Un groupe d’ami(e)s français(es) est en vacances dans un village italien. L’arrivée d’un touriste étranger sur son bateau apporte un peu de piquant dans l’ennui de ces vacances caniculaires…

L’acteur Matthieu Rozé s’est soudainement pris de passion pour l’œuvre de Marguerite Duras, et se lance dans la réalisation d’un long-métrage pour adapter librement Les Petits chevaux de Tarquinia. Désireux de faire un film d’acteurs/trices, il crée un groupe crédible autour de Valérie Donzelli en tête d’affiche. Elle retrouve Thomas Scimeca auquel elle avait déjà donné la réplique dans sa dernière réalisation de cinéma en date, Notre Dame, et le duo est accompagné de Yannick Choirat, Maya Sansa, et Florence Loiret-Caille. Il y aurait presque un côté Petits mouchoirs dans ce groupe de quadras encroûté dans ses petites habitudes, partant toujours en vacances ensemble au même endroit, dans ce village italien qui n’est pas nommé et qui ne semble pas spécialement leur plaire, mais auquel ils et elles retournent toujours. C’est comme le restaurant de l’hôtel local, dont tous/tes critiquent la cuisine à chaque repas en insistant pourtant sur leur incapacité à aller ailleurs.

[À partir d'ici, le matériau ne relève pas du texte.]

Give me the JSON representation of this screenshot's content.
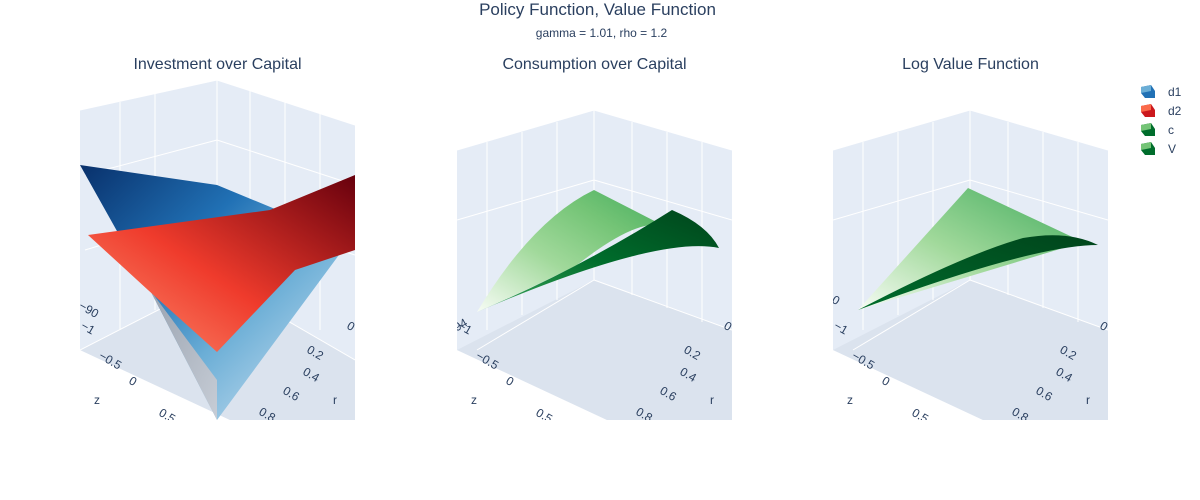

Le personnage du navigateur, jamais nommé, théorise d’ailleurs cet entrelacement entre la répulsion et l’addiction à propos du Campari, dont les personnages se saoulent à longueur de film.

Et quelque part c’est un peu cet effet que l’œuvre peut produire sur les spectateurs/trices. Exigeant comme le sont les œuvres de Duras, comme elles filandreux au sujet des relations humaines, le long-métrage auteurisant n’a pas de scrupules à sonner volontairement faux. Valérie Donzelli y est donc parfaitement à sa place, avec son jeu si singulier, cette capacité permanente à rappeler que tout est fiction. Même l’esthétique du film ne cherche pas le réalisme, ou alors une forme de réalisme magique. Si au début on est dans un classique film de canicule, avec des gros plans sur les visages fatigués par la chaleur, une image joliment surexposée, et des plans fixes comme si l’immobilité gagnait même la caméra, peu à peu autre chose se dessine, la mer devient rouge, le ciel coloré par l’incendie sur les hauteurs, jusqu’à l’orage apocalyptique aux effets improbables.

Sur le fond, il y a dans cette version plus moderne de Duras quelque chose qui rappellerait UV (l’adaptation que Gilles paquet Brenner avait faite du roman de Serge Joncour), ou dans un autre genre Plein sud. Quelque chose de l’ordre de la menace qui plane sur le quotidien, comme si la seule sortie possible de l’ennui était violente. Le danger qui rôde apparaît dans l’intrigue parallèle de la famille du restaurateur, qui après avoir perdu un fils au feu, s’inquiète que son petit-fils soit lui aussi engagé contre l’incendie. Mais aussi dans des détails, les coupures à l’arcade parallèles de Margaux et de l’enfant, le risque du saut de l’ange dans une eau dont la profondeur n’est pas connue.

Malgré tout, le cinéaste a voulu conserver une part de légèreté, une façon de presque se moquer de ses personnages, avec des gros plans sur leur regard, des répliques insistant sur leur absence de discrétion dans leurs amours de vacances, la caméra subjective exagérant la puissance du nageur ou la rutilance du navire. Qu’est-ce que cela dit, tout ça, au fond ? Qu’il faut un peu de piquant pour survivre à l’ennui de la conjugalité ? Que les couples solides jouent à se faire peur chacun à sa manière ? Qu’il faut envisager le risque de partir pour se convaincre de rester ? Finalement, c’est comme si rien de ce qu’on avait vu n’avait eu d’importance. Comme si l’homme (Nuno Lopes) n’avait peut-être même pas existé, que comme un fantasme inventé par le groupe pour s’exalter.